Madsen confirmed that SVT is looking for both creative documentaries and factual or current affairs content. Prebuys are more factual and series-orientated and, currently, creative documentaries are set to fill 60-minute slots. Speaking about SVT's documentaries mode of consumption, Madsen stated that online fruition comes first, but broadcast still represents a large share of viewers. She added that online fruition is becoming larger and larger for all types of broadcasts, and that currently the network is experiencing, like many others, a sort of transitory "testing phase."

Balogh talked through the complex Dutch broadcasting system, which includes ten players. Only six of them, however, produce documentaries. EO is the Dutch Christian's premier broadcaster and is looking for creative, author-driven documentaries adopting a cinematic language to fill its 16-20 yearly slots: "We don’t have so much space, so we need to 'sharpen' our profile and co-productions decisions." She also mentioned Writing With Fire as one of next year's titles taking part to the broadcaster's slate. Despite the recent shift to digital, broadcast still comes first in the Netherlands, she argued, especially among elderly audiences.

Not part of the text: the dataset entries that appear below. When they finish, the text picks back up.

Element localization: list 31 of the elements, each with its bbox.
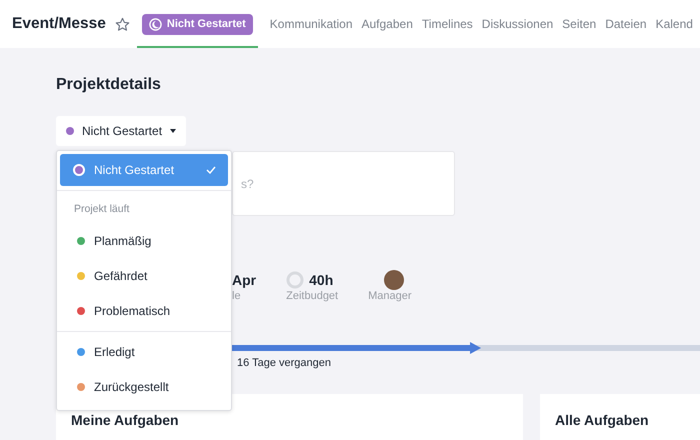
- fact-label: Zeitbudget: [286, 290, 338, 302]
- menu-heading: Projekt läuft: [73, 202, 130, 217]
- avatar: [384, 270, 404, 290]
- star-button[interactable]: [114, 16, 130, 32]
- status-badge[interactable]: Nicht Gestartet: [142, 14, 253, 34]
- check-icon: [206, 166, 216, 174]
- timeline-caption: 16 Tage vergangen: [237, 357, 332, 369]
- caret-icon: [170, 129, 176, 133]
- status-dropdown[interactable]: Nicht Gestartet: [56, 116, 186, 146]
- nav-tab[interactable]: Dateien: [605, 17, 647, 31]
- nav-tab[interactable]: Kommunikation: [270, 17, 352, 31]
- nav-tab[interactable]: Timelines: [422, 17, 473, 31]
- nav-tab[interactable]: Diskussionen: [482, 17, 554, 31]
- project-title: Event/Messe: [12, 15, 106, 33]
- fact-label: le: [232, 290, 242, 302]
- nav-tab[interactable]: Seiten: [562, 17, 596, 31]
- moon-icon: [148, 18, 162, 30]
- menu-option[interactable]: Problematisch: [60, 295, 228, 327]
- menu-option[interactable]: Erledigt: [60, 336, 228, 368]
- nav-tab[interactable]: Aufgaben: [362, 17, 413, 31]
- nav-tab[interactable]: Kalend: [656, 17, 693, 31]
- menu-option[interactable]: Nicht Gestartet: [60, 154, 228, 186]
- fact-value: Apr: [232, 272, 256, 288]
- page-title: Projektdetails: [56, 76, 162, 94]
- menu-option[interactable]: Planmäßig: [60, 225, 228, 257]
- fact-value: 40h: [309, 272, 334, 288]
- fact-label: Manager: [368, 290, 412, 302]
- menu-option[interactable]: Gefährdet: [60, 260, 228, 292]
- task-card: Alle Aufgaben: [540, 394, 700, 440]
- description-field[interactable]: s?: [232, 151, 455, 216]
- ring-icon: [286, 271, 304, 289]
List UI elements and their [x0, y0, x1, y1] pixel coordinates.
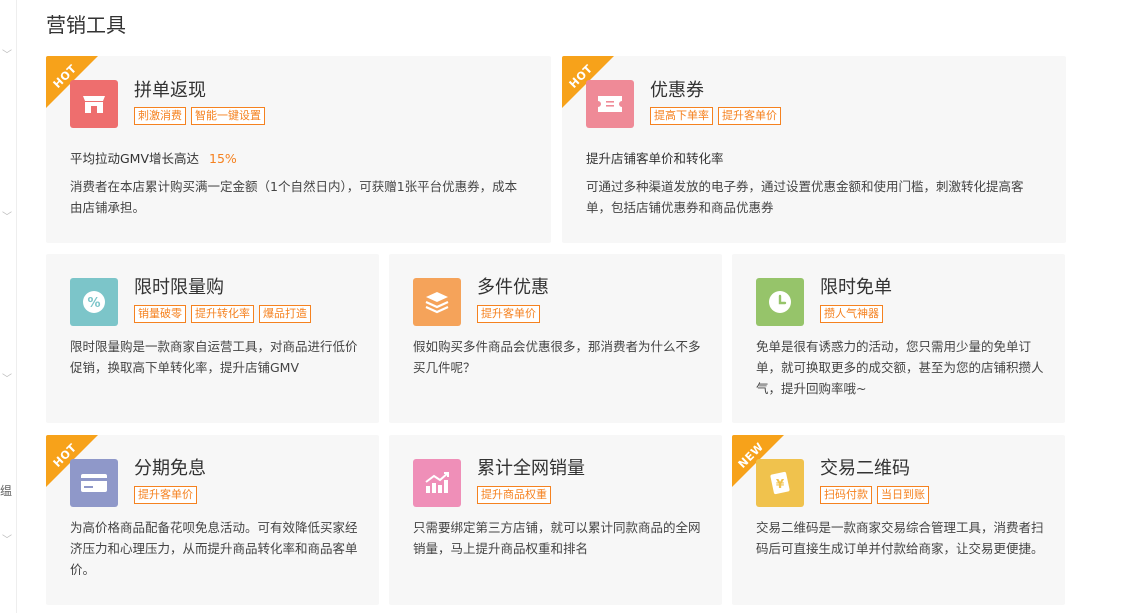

Lyytinen, a former swimming teacher turned DoP, director, festival director, producer and commissioning editor over the course of 30 years, stressed on the importance of the changes which took place over the last two years. Beside its four linear channels, YLE committed to digital distribution with a proprietary platform called Areena already back in 2007. "We don't think in terms of slots, and we do co-productions and prebuys too" explained Lyytinen. In fact, YLE's editorial strategy centres on sourcing content that may be appealing for Finnish audiences – that's a strict requirement – and later finding a right distribution strategy. Later, he also recommended to avoid seeing documentary as "a single unit" and mentioned the successful example of YLE's Game of Minds. The project consisted of one series for Instagram, one for YouTube, one for the platform and a single TV film for elderly audiences, all of them aiming to intercept "different people with different content."

Gottschalk highlighted ARTE's strong commitment to supporting non-fiction content. While being aware of the broadcaster's long-standing tradition of privileging the usual 60 and 90 minutes slots, he said ARTE is open to new formats and, over the last 5-6 years, it has been developing documentary series such as its 60x4 Colonia Dignidad: A Sinister Sect, which revolves around a Chilean sect of fascist paedophiles, currently available on Netflix. He also pointed out the importance of the co-production treaties established with "thousands of broadcasters," including Ireland's RTÉ, and their mission to provide multi-lingual content, either subtitled or dubbed.

A short Q&A session brought the panel to a close. After the talk, a select group of Irish producers and directors had the opportunity to pitch their projects to the five commissioning editors.